World’s first robot hotel loses love for robots

The world’s first robot hotel has ditched half its 243 android staff - as they do not work as well as humans. The Henn-na Hotel in Japan - translated as Strange Hotel - found that robots annoyed the guests and would often break down.

Guests complained their robot room assistants thought snoring were commands and would wake then up repeatedly during the night. Meanwhile the robot at the front desk could not answer basic questions. And human staff ended up working overtime to repair robots that stopped working.

One staff member said, “It’s easier now that we’re not being frequently called by guests to help with problems with the robots.”

Strange Hotel, in Sasebo, opened in 2015 amid a blaze of publicity and was recognised by the ‘Guinness Book of World Records’ as the first all robot hotel in the world.

It originally had 80 robots and number soon tripled. But according to the Wall Street Journal, problems began soon after.

Guests said that when they stayed at the hotel about half the robot dancers would not be working. Others became frustrated with the in-room assistant, called Churi, because of its tulip-shaped head, which could do nothing more than basic conversations or adjust the heat and light, far short of Apple’s Siri and Amazon’s Alexa interactive systems.

Atsushi Nishiguchi, who stayed at the hotel in 2017, said that after growing frustrated with Churi he tried to call the hotel reception but found there was no phone in his room - because he was supposed to use Churi.

He had to call the front desk on his mobile and reach a human.

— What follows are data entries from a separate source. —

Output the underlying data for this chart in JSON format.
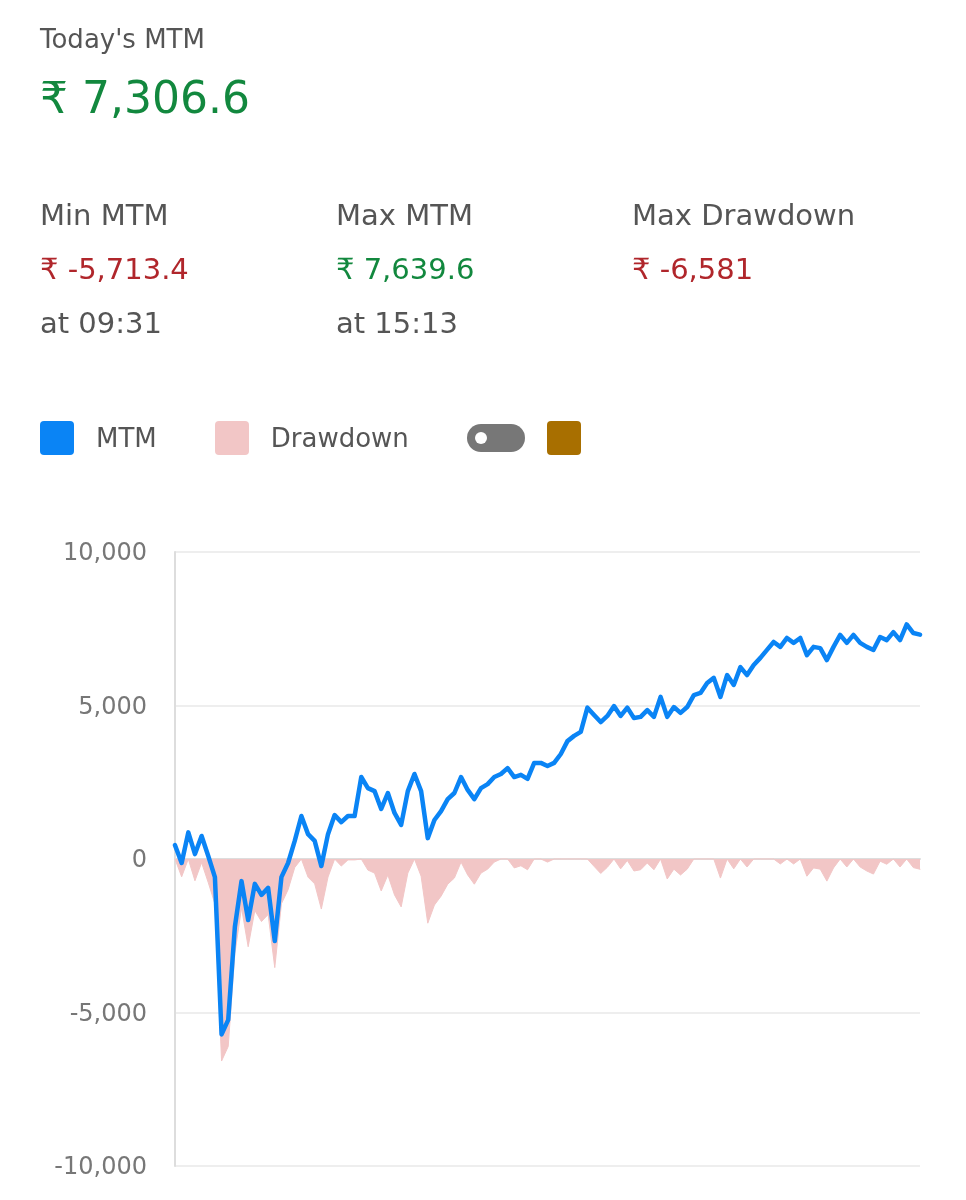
{
  "chart_data": {
    "type": "line",
    "title": "Today's MTM",
    "subtitle": "₹ 7,306.6",
    "annotations": [
      "Min MTM",
      "₹ -5,713.4",
      "at 09:31",
      "Max MTM",
      "₹ 7,639.6",
      "at 15:13",
      "Max Drawdown",
      "₹ -6,581"
    ],
    "categories": [
      null,
      null,
      null,
      null,
      null,
      null,
      null,
      null,
      null,
      null,
      null,
      null,
      null,
      null,
      null,
      null,
      null,
      null,
      null,
      null,
      null,
      null,
      null,
      null,
      null,
      null,
      null,
      null,
      null,
      null,
      null,
      null,
      null,
      null,
      null,
      null,
      null,
      null,
      null,
      null,
      null,
      null,
      null,
      null,
      null,
      null,
      null,
      null,
      null,
      null,
      null,
      null,
      null,
      null,
      null,
      null,
      null,
      null,
      null,
      null,
      null,
      null,
      null,
      null,
      null,
      null,
      null,
      null,
      null,
      null,
      null,
      null,
      null,
      null,
      null,
      null,
      null,
      null,
      null,
      null,
      null,
      null,
      null,
      null,
      null,
      null,
      null,
      null,
      null,
      null,
      null,
      null,
      null,
      null,
      null,
      null,
      null,
      null,
      null,
      null,
      null,
      null,
      null,
      null,
      null,
      null,
      null,
      null,
      null,
      null,
      null,
      null,
      null
    ],
    "series": [
      {
        "name": "Drawdown",
        "type": "area",
        "color": "#f2c6c6",
        "values": [
          0,
          -580,
          0,
          -708,
          -118,
          -768,
          -1458,
          -6581,
          -6108,
          -3078,
          -1588,
          -2858,
          -1678,
          -2038,
          -1808,
          -3538,
          -1458,
          -998,
          -278,
          0,
          -590,
          -810,
          -1630,
          -590,
          0,
          -230,
          -30,
          -30,
          0,
          -360,
          -460,
          -1040,
          -520,
          -1170,
          -1560,
          -460,
          0,
          -560,
          -2090,
          -1500,
          -1210,
          -820,
          -620,
          -100,
          -520,
          -820,
          -460,
          -330,
          -100,
          0,
          0,
          -290,
          -220,
          -350,
          0,
          0,
          -100,
          0,
          0,
          0,
          0,
          0,
          0,
          -240,
          -470,
          -270,
          0,
          -320,
          -50,
          -390,
          -350,
          -130,
          -350,
          0,
          -650,
          -330,
          -520,
          -330,
          0,
          0,
          0,
          0,
          -620,
          0,
          -320,
          0,
          -260,
          0,
          0,
          0,
          0,
          -160,
          0,
          -160,
          0,
          -560,
          -290,
          -330,
          -720,
          -290,
          0,
          -260,
          0,
          -260,
          -390,
          -490,
          -70,
          -170,
          0,
          -260,
          0,
          -280,
          -333
        ]
      },
      {
        "name": "MTM",
        "color": "#0a84f5",
        "values": [
          450,
          -130,
          868,
          160,
          750,
          100,
          -590,
          -5713,
          -5240,
          -2210,
          -720,
          -1990,
          -810,
          -1170,
          -940,
          -2670,
          -590,
          -130,
          590,
          1400,
          810,
          590,
          -230,
          810,
          1430,
          1200,
          1400,
          1400,
          2670,
          2310,
          2210,
          1630,
          2150,
          1500,
          1110,
          2210,
          2770,
          2210,
          680,
          1270,
          1560,
          1950,
          2150,
          2670,
          2250,
          1950,
          2310,
          2440,
          2670,
          2770,
          2960,
          2670,
          2740,
          2610,
          3130,
          3130,
          3030,
          3130,
          3420,
          3840,
          4010,
          4140,
          4930,
          4690,
          4460,
          4660,
          4980,
          4660,
          4930,
          4590,
          4630,
          4850,
          4630,
          5280,
          4630,
          4950,
          4760,
          4950,
          5340,
          5410,
          5730,
          5900,
          5280,
          5990,
          5670,
          6250,
          5990,
          6320,
          6550,
          6810,
          7070,
          6910,
          7200,
          7040,
          7200,
          6640,
          6910,
          6870,
          6480,
          6910,
          7300,
          7040,
          7300,
          7040,
          6910,
          6810,
          7230,
          7130,
          7390,
          7130,
          7640,
          7360,
          7307
        ]
      }
    ],
    "ylim": [
      -10000,
      10000
    ],
    "yticks": [
      {
        "value": -10000,
        "label": "-10,000"
      },
      {
        "value": -5000,
        "label": "-5,000"
      },
      0,
      {
        "value": 5000,
        "label": "5,000"
      },
      {
        "value": 10000,
        "label": "10,000"
      }
    ],
    "grid": "y",
    "legend": "top left",
    "marker": "none",
    "line_style": "solid",
    "tick_labels": "y"
  }
}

Yoshihisa Ishikawa was repeatedly woken by Churi asking him, “Sorry, I couldn’t catch that. Could you repeat your request?”

At 6 am he realised what was wrong - his snoring was triggering its auto response. Churi developed such a bad reputation that she was removed entirely from the hotel, managers said.

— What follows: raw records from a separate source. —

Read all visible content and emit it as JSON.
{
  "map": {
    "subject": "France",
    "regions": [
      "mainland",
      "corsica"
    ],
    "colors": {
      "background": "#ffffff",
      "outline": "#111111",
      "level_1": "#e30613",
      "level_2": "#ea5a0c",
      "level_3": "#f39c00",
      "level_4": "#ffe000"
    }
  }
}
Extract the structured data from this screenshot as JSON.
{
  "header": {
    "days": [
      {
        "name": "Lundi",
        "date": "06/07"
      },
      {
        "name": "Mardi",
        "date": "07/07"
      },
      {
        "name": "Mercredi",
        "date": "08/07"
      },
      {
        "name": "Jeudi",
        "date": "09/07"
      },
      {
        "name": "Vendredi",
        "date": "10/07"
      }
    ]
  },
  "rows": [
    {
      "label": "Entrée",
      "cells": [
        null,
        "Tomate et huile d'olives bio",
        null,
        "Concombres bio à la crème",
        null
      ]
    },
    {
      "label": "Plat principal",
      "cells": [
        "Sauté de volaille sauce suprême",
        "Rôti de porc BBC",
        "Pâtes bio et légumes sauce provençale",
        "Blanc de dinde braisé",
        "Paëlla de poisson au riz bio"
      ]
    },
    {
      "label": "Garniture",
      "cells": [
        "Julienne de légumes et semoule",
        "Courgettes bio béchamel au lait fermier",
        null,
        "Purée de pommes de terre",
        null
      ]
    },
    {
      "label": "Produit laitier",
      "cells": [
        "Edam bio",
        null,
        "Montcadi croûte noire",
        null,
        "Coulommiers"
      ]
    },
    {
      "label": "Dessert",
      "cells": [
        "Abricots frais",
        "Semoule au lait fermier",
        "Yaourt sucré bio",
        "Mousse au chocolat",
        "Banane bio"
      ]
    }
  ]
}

The robot receptionist was also replaced because it could not tell guests about things like flight schedules or help them plan things to do in their stay. In its place are two Velociraptor robots but humans have to help them as well - by copying the passports of new guests.

The hotel’s manager, Takeyoshi Oe, said that the high cost of replacing the robots meant that some of them were four-years-old, which is a lifetime in the robot world. Other issues included two robot luggage carriers which were out of use because they could only reach 24 of the 100 rooms.

The robots can only go on flat surfaces and break down if they get wet when outside moving between buildings. Hideo Sawada, president of the travel company which owns the Strange Hotel, told the Wall Street Journal he had not given up on the idea of a robot hotel, but admitted it needed some tweaking.

He said, “When you actually use robots you realise there are places where they aren’t needed - or just annoy people.”

The fate of the Strange Hotel contrasts with the vision of the future that consumers are sold when it comes to technology. Internet-connected appliances are supposed to make our lives more convenient while self-driving cars will remove the need for drivers in vehicles - or so the theory goes.